Deseó alejarse y resultó sencillo, bastaba cerrar los ojos, centrarse en otro ambiente, como quien se decide a despertar. Tuvo curiosidad y dudas ¿Viajaba físicamente atravesando las barrera del calendario?
Volvió a empujar y apareció en la panadería del pueblo, un sitio delicioso, donde cada día exhibían charolas llenas de panes dulces y salados. Se dirigió hacia su golosina favorita, una concha cubierta de azúcar, cortó la mitad y la puso en su bolsillo. La dueña le puso mala cara. Deseó alejarse y resultó más fácil.
Al regresar al interior de la construcción del Golem esa mitad del pan seguía en su bolsillo. Saboreó lentamente cada migaja, mientras sonreía e imaginaba el potencial.
Se sentó en el suelo y pensó. Había una pequeña oportunidad. Sintió tristeza por Helga, por él mismo y su familia muerta, por la guerra y hasta por Fritz que lo perseguía por un rencor sinsentido.
Meditó y su mente se dirigió al principio, al inicio. Tomó una decisión.
Volvió a empujar y apareció antes de la Historia; surgió Isaac completo, con cuerpo y respiración, bañado por un aire sin contaminación y rayos de sol sin radiaciones gama.

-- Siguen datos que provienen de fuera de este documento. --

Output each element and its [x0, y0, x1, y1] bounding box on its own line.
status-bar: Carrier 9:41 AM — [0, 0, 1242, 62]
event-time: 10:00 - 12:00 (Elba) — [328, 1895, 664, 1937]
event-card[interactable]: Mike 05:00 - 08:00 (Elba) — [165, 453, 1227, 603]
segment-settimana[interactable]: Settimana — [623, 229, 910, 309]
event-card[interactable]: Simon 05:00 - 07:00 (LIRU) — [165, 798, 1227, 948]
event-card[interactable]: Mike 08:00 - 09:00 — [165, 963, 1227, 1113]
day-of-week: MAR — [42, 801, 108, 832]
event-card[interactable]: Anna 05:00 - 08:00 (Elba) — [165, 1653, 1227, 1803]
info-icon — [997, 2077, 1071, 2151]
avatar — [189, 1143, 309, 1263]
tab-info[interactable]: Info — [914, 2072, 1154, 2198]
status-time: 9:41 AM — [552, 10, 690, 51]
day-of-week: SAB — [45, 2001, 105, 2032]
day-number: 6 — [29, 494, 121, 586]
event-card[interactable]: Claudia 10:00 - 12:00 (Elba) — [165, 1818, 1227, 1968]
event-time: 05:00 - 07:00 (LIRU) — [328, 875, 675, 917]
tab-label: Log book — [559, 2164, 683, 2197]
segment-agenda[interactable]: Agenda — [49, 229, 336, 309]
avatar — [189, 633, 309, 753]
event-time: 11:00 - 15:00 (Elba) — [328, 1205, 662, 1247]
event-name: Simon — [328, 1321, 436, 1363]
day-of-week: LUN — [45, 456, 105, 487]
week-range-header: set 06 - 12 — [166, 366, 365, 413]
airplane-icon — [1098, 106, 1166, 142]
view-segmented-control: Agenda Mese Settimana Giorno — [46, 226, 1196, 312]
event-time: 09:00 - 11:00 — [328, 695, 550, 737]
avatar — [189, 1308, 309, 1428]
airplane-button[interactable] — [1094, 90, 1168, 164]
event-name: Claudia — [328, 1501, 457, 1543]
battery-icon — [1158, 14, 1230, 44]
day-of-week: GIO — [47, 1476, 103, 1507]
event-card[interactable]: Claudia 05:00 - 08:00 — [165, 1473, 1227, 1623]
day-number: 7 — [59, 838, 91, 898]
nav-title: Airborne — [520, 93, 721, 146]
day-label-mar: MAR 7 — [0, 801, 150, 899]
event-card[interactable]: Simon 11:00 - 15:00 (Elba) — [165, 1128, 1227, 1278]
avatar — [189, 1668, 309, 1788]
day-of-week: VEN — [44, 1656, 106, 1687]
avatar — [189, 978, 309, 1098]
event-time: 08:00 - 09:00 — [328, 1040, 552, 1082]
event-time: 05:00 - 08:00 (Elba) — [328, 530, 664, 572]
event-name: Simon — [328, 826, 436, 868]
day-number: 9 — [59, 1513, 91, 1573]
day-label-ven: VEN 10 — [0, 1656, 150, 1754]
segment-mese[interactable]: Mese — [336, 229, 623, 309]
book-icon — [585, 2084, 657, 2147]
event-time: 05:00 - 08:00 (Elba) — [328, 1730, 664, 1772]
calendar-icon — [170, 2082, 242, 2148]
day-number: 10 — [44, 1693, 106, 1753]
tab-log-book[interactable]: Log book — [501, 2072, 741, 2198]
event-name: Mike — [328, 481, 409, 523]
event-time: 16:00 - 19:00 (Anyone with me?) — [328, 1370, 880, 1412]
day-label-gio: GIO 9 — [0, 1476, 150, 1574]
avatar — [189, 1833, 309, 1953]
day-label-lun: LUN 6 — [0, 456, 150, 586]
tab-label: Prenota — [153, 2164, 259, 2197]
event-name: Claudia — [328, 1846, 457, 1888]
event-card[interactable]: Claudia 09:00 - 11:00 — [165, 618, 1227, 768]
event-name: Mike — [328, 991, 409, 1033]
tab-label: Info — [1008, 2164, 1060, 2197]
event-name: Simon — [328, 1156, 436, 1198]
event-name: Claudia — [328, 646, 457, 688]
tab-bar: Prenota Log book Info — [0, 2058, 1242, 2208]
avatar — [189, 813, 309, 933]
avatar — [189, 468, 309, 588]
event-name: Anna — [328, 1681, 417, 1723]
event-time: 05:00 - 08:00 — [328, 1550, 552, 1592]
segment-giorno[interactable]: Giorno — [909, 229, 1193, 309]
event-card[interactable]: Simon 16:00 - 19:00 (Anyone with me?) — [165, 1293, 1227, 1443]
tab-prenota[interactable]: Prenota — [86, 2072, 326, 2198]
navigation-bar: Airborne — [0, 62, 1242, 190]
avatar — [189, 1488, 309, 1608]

En esas colinas los plácidos rayos solares anunciaban la tarde y a lo lejos, con amargura, discutían Caín y Abel. Ya sabía que eran ellos; entonces, se acercó Isaac con paso firme y ellos, sorprendidos por la ropa extraña de color hojas muertas, cesaron la discusión. Con argucias y autoridad Isaac le indicó a Caín que lo siguiera hasta un desfiladero, pues ahí recibirían un premio divino. Atrapado por la curiosidad Caín fue dócil y Abel los miró alejarse, paso a paso ascendiendo por una ladera polvosa.
Un grillo verde que debió escapar del paraíso se posó tercamente en el hombro de Isaac y Caín supuso que era un presagio. Como viejos compañeros caminaron hasta el borde de un desfiladero y juntos miraron el horizonte. Pisaron el filo de una roca y abajo de ellos dormía el abismo. El joven admiró el horizonte mientras el visitante señalaba con el dedo en dirección de la inmensidad, susurrándole al oído palabras extrañas de confort y resignación. De alguna manera, Caín entendía esas sílabas extranjeras y rodó una lágrima furtiva, para luego cerrar los ojos con resignación.
Sin aviso alguno, Isaac lo tomó de los hombros y lanzó al precipicio. Antes de que la gravedad cumpliera su fatal misión, abrió los brazos y lo siguió en el viaje al vacío. Un halcón que volaba sobre la cañada se sorprendió.
En la fracción de segundo que trae la lucidez antes del final definitivo, el suicida se preguntaba ¿Cómo pudo surgir una estirpe guerrera si él acabaría con la simiente?
Luego, con dos golpes secos terminó la semilla de la futura raza guerrera.